As long as we’re talking about data, I can also surmise that the Dept. of Labor is implicitly encouraging applicants to massage data. For example, existing applicants have to report on the reports they’ve previously submitted to the DOL, and they get points for hitting various kinds of targets. In the “Placement in Education or Employment” target, “Applicants with placement rates of 89.51% or higher will receive 8 points for this subsection,” and for “Retention in Education or Employment,” Applicants with retention rates of 89.51% or higher will receive 8 points for this subsection.” Attaining these rates with a very difficult-to-reach population is, well, highly improbable.

That means a lot of previously funded applicants have also been. . . rather optimistic with their self-reported data.

To be blunt, no one working with the hard-to-serve YouthBuild population is going to get 90% of their graduates in training or employment.

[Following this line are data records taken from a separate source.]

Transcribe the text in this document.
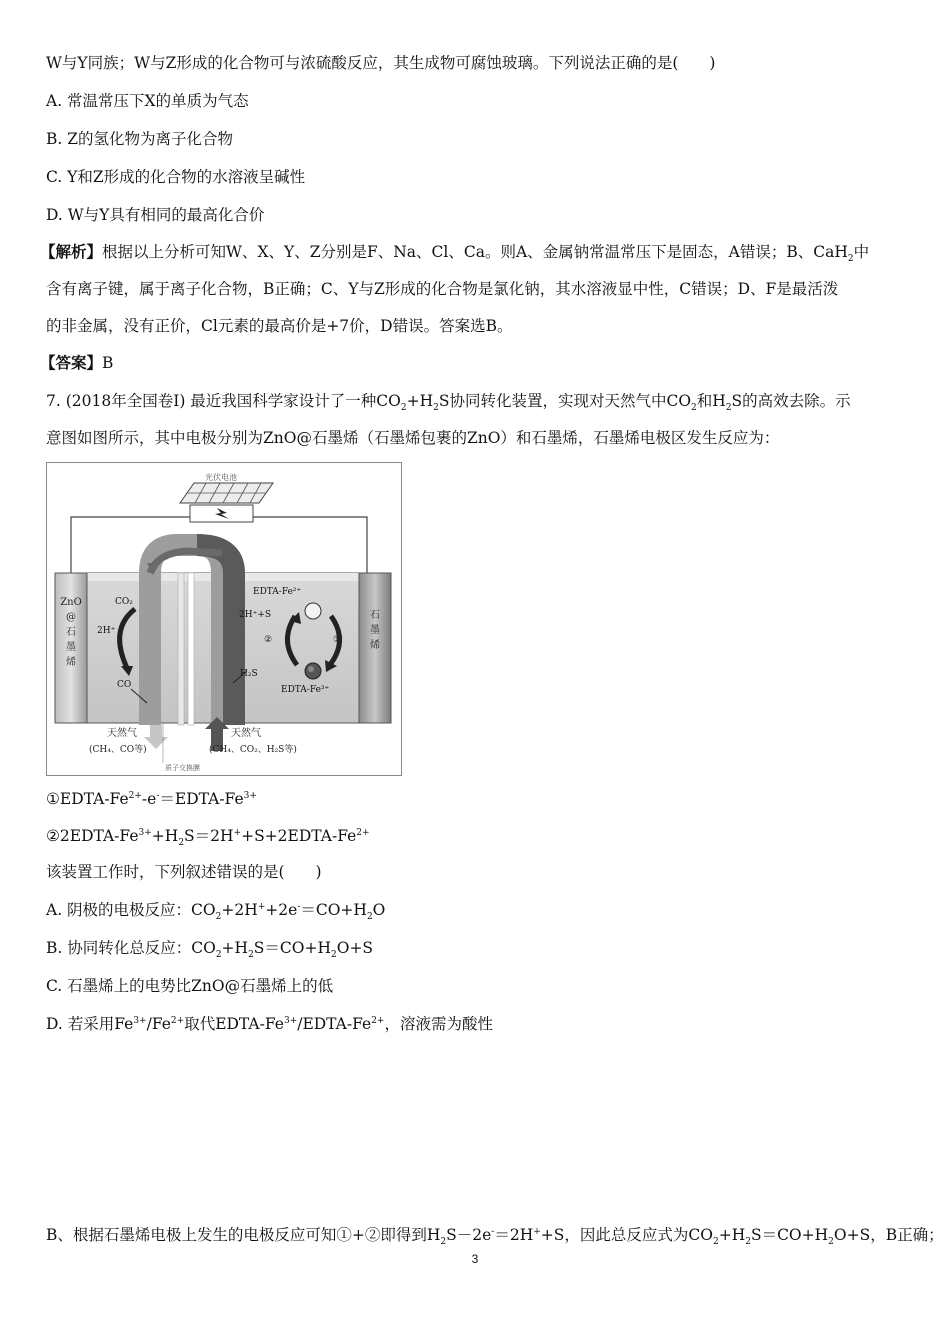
W与Y同族；W与Z形成的化合物可与浓硫酸反应，其生成物可腐蚀玻璃。下列说法正确的是(　　)
A. 常温常压下X的单质为气态
B. Z的氢化物为离子化合物
C. Y和Z形成的化合物的水溶液呈碱性
D. W与Y具有相同的最高化合价
【解析】根据以上分析可知W、X、Y、Z分别是F、Na、Cl、Ca。则A、金属钠常温常压下是固态，A错误；B、CaH$_2$中
含有离子键，属于离子化合物，B正确；C、Y与Z形成的化合物是氯化钠，其水溶液显中性，C错误；D、F是最活泼
的非金属，没有正价，Cl元素的最高价是+7价，D错误。答案选B。
【答案】B
7. (2018年全国卷Ⅰ) 最近我国科学家设计了一种$CO_2+H_2S$协同转化装置，实现对天然气中$CO_2$和$H_2S$的高效去除。示
意图如图所示，其中电极分别为ZnO@石墨烯（石墨烯包裹的ZnO）和石墨烯，石墨烯电极区发生反应为：
光伏电池
ZnO
@
石
墨
烯
石
墨
烯
CO₂
2H⁺
CO
EDTA-Fe²⁺
2H⁺+S
②	①
H₂S
EDTA-Fe³⁺
天然气
(CH₄、CO等)
天然气
(CH₄、CO₂、H₂S等)
质子交换膜
①EDTA-$Fe^{2+}-e^-=EDTA-Fe^{3+}$
$②2EDTA-Fe^{3+}+H_2S=2H^++S+2EDTA-Fe^{2+}$
该装置工作时，下列叙述错误的是(　　)
A. 阴极的电极反应：$CO_2+2H^++2e^-=CO+H_2O$
B. 协同转化总反应：$CO_2+H_2S=CO+H_2O+S$
C. 石墨烯上的电势比ZnO@石墨烯上的低
D. 若采用$Fe^{3+}/Fe^{2+}$取代EDTA-$Fe^{3+}/EDTA-Fe^{2+}$，溶液需为酸性
B、根据石墨烯电极上发生的电极反应可知①+②即得到$H_2S-2e^-=2H^++S$，因此总反应式为$CO_2+H_2S=CO+H_2O+S$，B正确；
3
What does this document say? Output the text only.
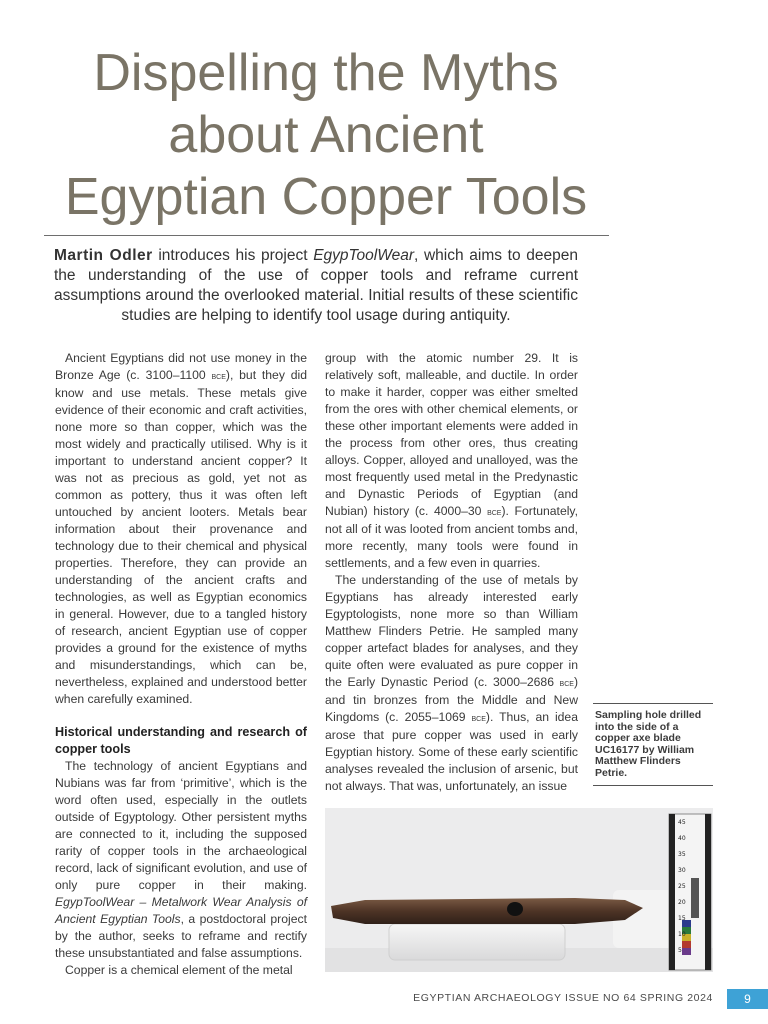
Dispelling the Myths
about Ancient
Egyptian Copper Tools
Martin Odler introduces his project EgypToolWear, which aims to deepen the understanding of the use of copper tools and reframe current assumptions around the overlooked material. Initial results of these scientific studies are helping to identify tool usage during antiquity.

Ancient Egyptians did not use money in the Bronze Age (c. 3100–1100 bce), but they did know and use metals. These metals give evidence of their economic and craft activities, none more so than copper, which was the most widely and practically utilised. Why is it important to understand ancient copper? It was not as precious as gold, yet not as common as pottery, thus it was often left untouched by ancient looters. Metals bear information about their provenance and technology due to their chemical and physical properties. Therefore, they can provide an understanding of the ancient crafts and technologies, as well as Egyptian economics in general. However, due to a tangled history of research, ancient Egyptian use of copper provides a ground for the existence of myths and misunderstandings, which can be, nevertheless, explained and understood better when carefully examined.

Historical understanding and research of copper tools

The technology of ancient Egyptians and Nubians was far from ‘primitive’, which is the word often used, especially in the outlets outside of Egyptology. Other persistent myths are connected to it, including the supposed rarity of copper tools in the archaeological record, lack of significant evolution, and use of only pure copper in their making. EgypToolWear – Metalwork Wear Analysis of Ancient Egyptian Tools, a postdoctoral project by the author, seeks to reframe and rectify these unsubstantiated and false assumptions.

Copper is a chemical element of the metal

group with the atomic number 29. It is relatively soft, malleable, and ductile. In order to make it harder, copper was either smelted from the ores with other chemical elements, or these other important elements were added in the process from other ores, thus creating alloys. Copper, alloyed and unalloyed, was the most frequently used metal in the Predynastic and Dynastic Periods of Egyptian (and Nubian) history (c. 4000–30 bce). Fortunately, not all of it was looted from ancient tombs and, more recently, many tools were found in settlements, and a few even in quarries.

The understanding of the use of metals by Egyptians has already interested early Egyptologists, none more so than William Matthew Flinders Petrie. He sampled many copper artefact blades for analyses, and they quite often were evaluated as pure copper in the Early Dynastic Period (c. 3000–2686 bce) and tin bronzes from the Middle and New Kingdoms (c. 2055–1069 bce). Thus, an idea arose that pure copper was used in early Egyptian history. Some of these early scientific analyses revealed the inclusion of arsenic, but not always. That was, unfortunately, an issue

Sampling hole drilled into the side of a copper axe blade UC16177 by William Matthew Flinders Petrie.
45
40
35
30
25
20
15
10
5
EGYPTIAN ARCHAEOLOGY ISSUE NO 64 SPRING 2024	9
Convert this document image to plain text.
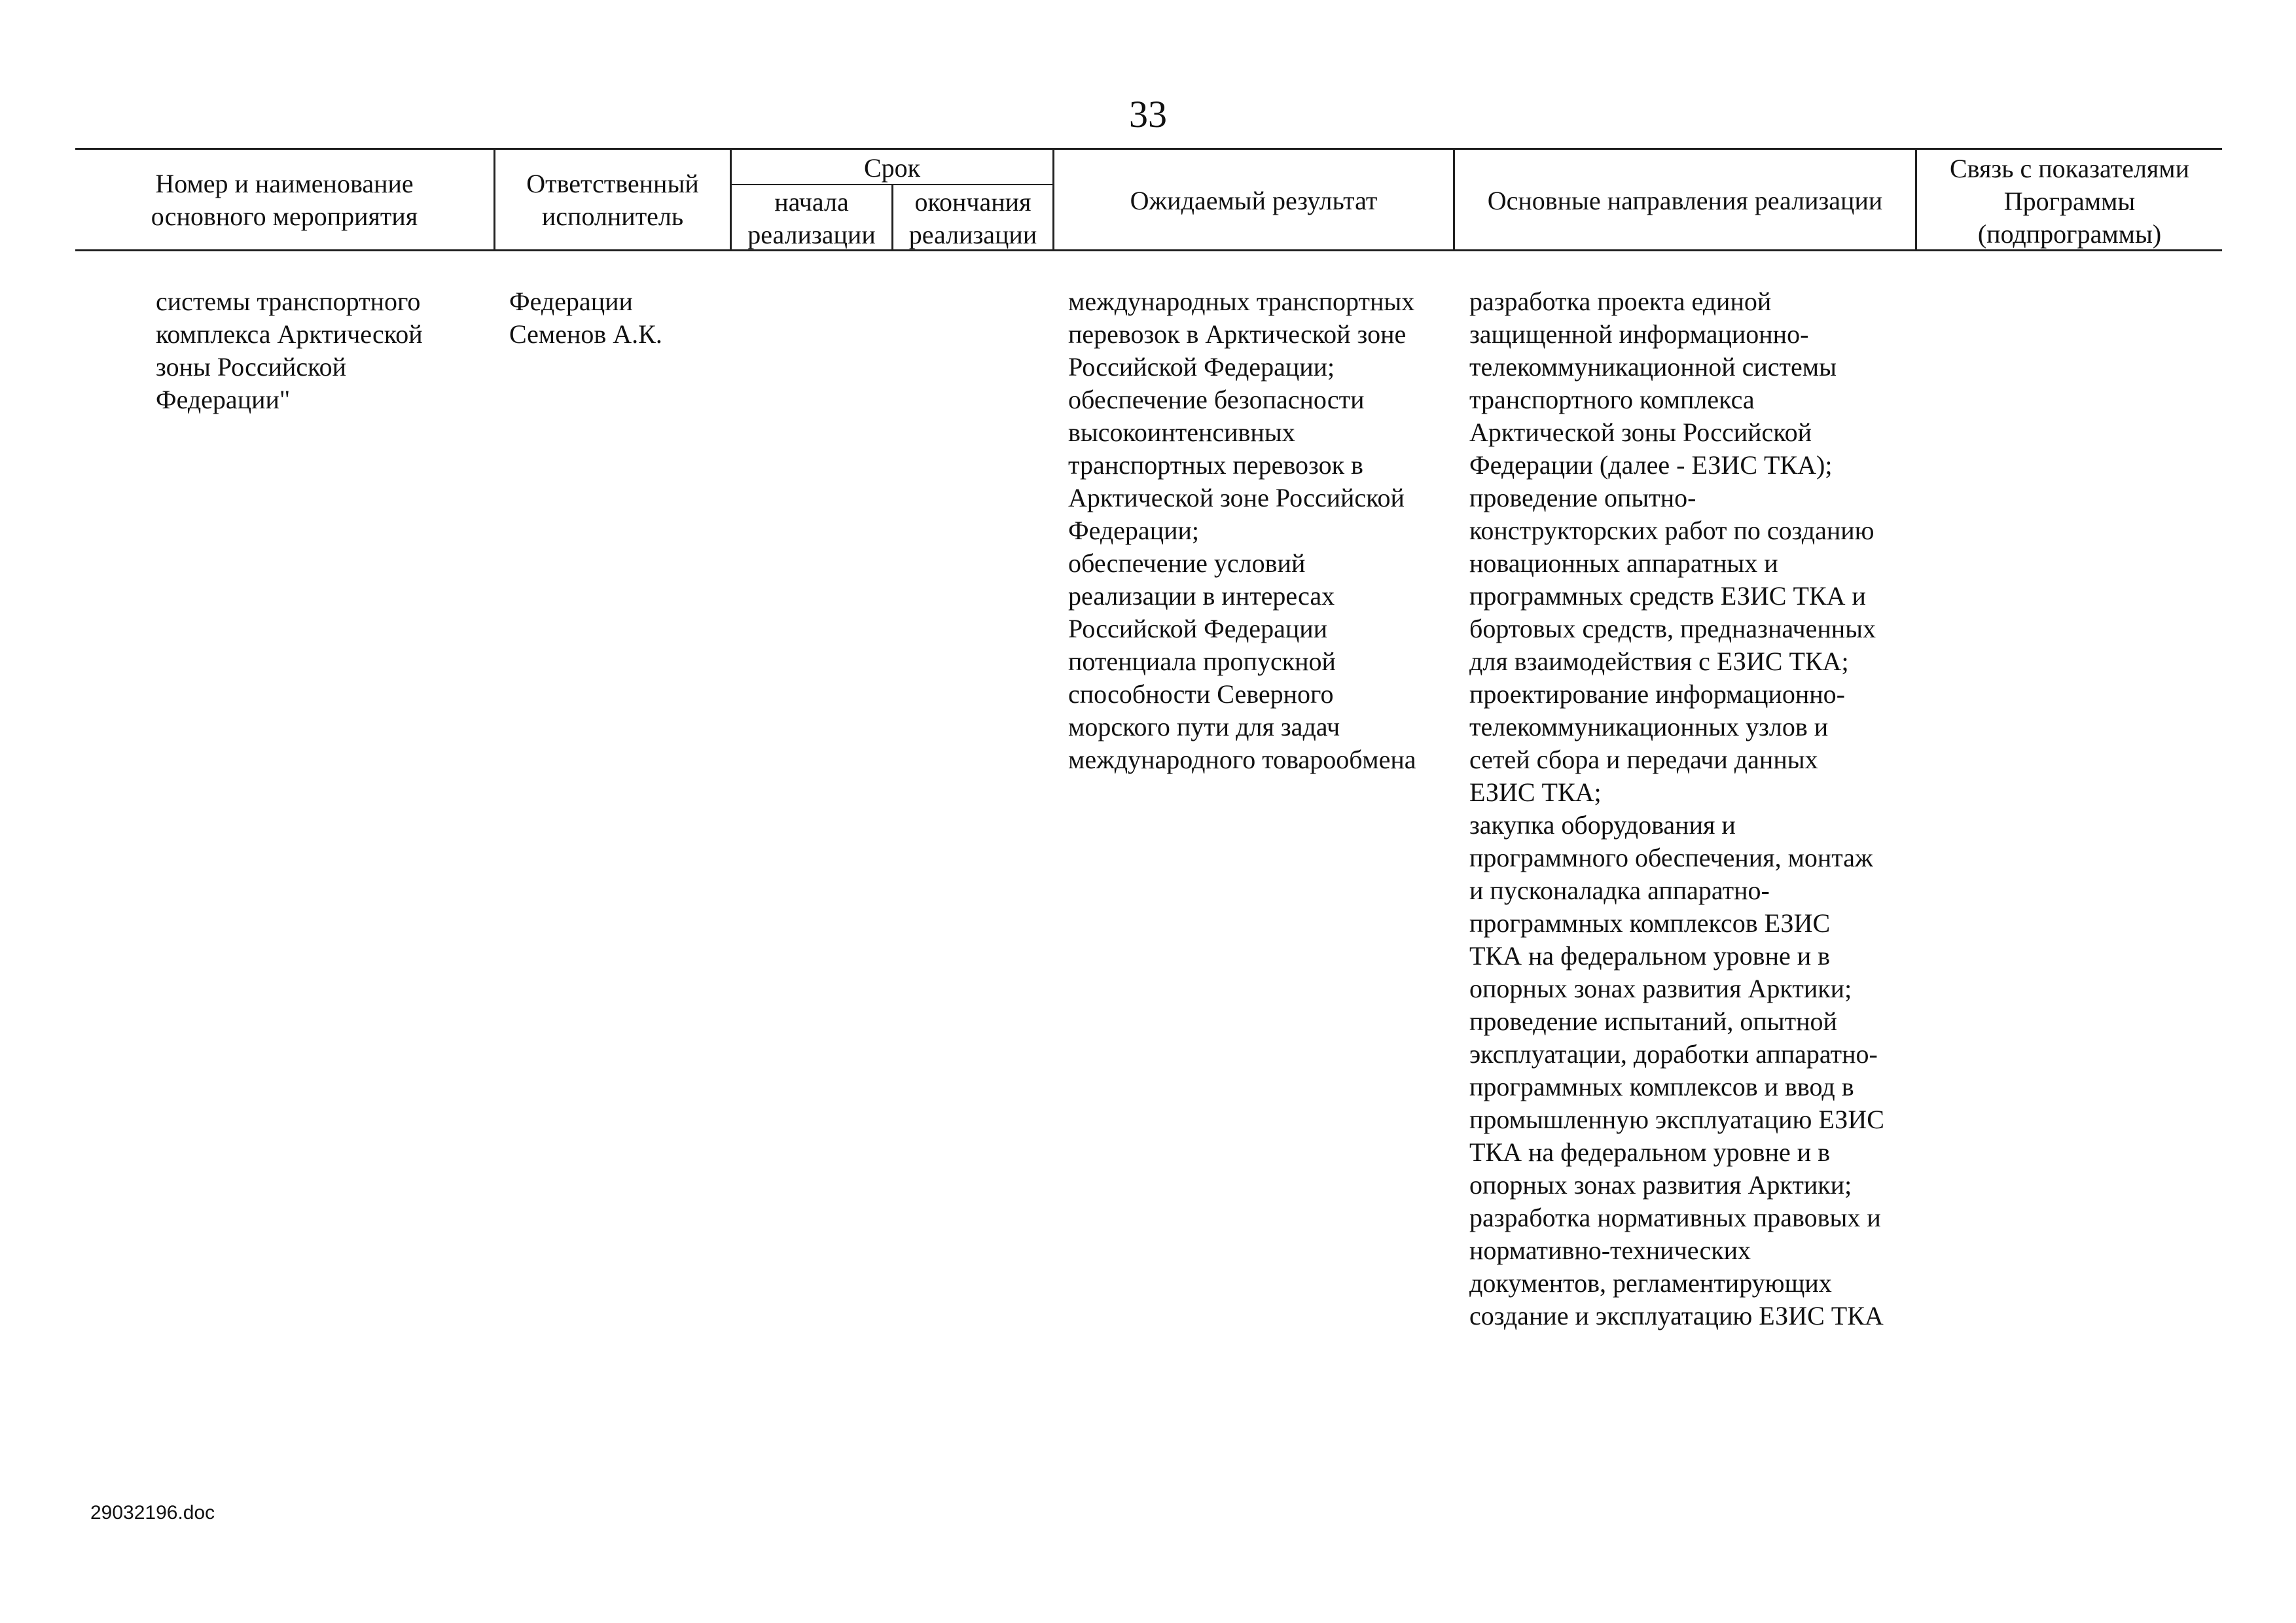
33
Номер и наименование
основного мероприятия
Ответственный
исполнитель
Срок
начала
реализации
окончания
реализации
Ожидаемый результат	Основные направления реализации
Связь с показателями
Программы
(подпрограммы)
системы транспортного
комплекса Арктической
зоны Российской
Федерации"
Федерации
Семенов А.К.
международных транспортных
перевозок в Арктической зоне
Российской Федерации;
обеспечение безопасности
высокоинтенсивных
транспортных перевозок в
Арктической зоне Российской
Федерации;
обеспечение условий
реализации в интересах
Российской Федерации
потенциала пропускной
способности Северного
морского пути для задач
международного товарообмена
разработка проекта единой
защищенной информационно-
телекоммуникационной системы
транспортного комплекса
Арктической зоны Российской
Федерации (далее - ЕЗИС ТКА);
проведение опытно-
конструкторских работ по созданию
новационных аппаратных и
программных средств ЕЗИС ТКА и
бортовых средств, предназначенных
для взаимодействия с ЕЗИС ТКА;
проектирование информационно-
телекоммуникационных узлов и
сетей сбора и передачи данных
ЕЗИС ТКА;
закупка оборудования и
программного обеспечения, монтаж
и пусконаладка аппаратно-
программных комплексов ЕЗИС
ТКА на федеральном уровне и в
опорных зонах развития Арктики;
проведение испытаний, опытной
эксплуатации, доработки аппаратно-
программных комплексов и ввод в
промышленную эксплуатацию ЕЗИС
ТКА на федеральном уровне и в
опорных зонах развития Арктики;
разработка нормативных правовых и
нормативно-технических
документов, регламентирующих
создание и эксплуатацию ЕЗИС ТКА
29032196.doc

That’s just not possible. But DOL wants it to be possible, which means applicants need to find a way to make it seem possible / true.

So. That brings us to a much more serious topic, in the form of “The Engineer vs. the Border Patrol: One man’s quest to outlaw Customs and Border Protection’s internal, possibly unconstitutional immigration checkpoints,” which is a compelling, beautiful, and totally outrageous read. It is almost impossible to read that story and not come away fuming at the predations of the Border Patrol. Leaving that aspect aside, however, this stood out to me:

Regarding Operation Stonegarden, the DHS IG issued a report in late 2017 that was blunt in its assessment: “FEMA and CBP have not collected reliable program data or developed measures to demonstrate program performance resulting from the use of more than $531.5 million awarded under Stonegarden since FY 2008.”

Even in parts of government where outcomes really matter, it’s possible to have half a billion dollars disappear, and, basically, no one cares. If FEMA can lose all that money and not even attempt to measure whether the money is being spent semi-effectively, what does that communicate to average grant-funded organizations that get a couple of hundred thousand dollars per year?

We’re not telling you to lie in evaluation sections of your proposal. But we are reminding you, as we often do, about the difference between the real world and the proposal world. What you do with that information is up to you.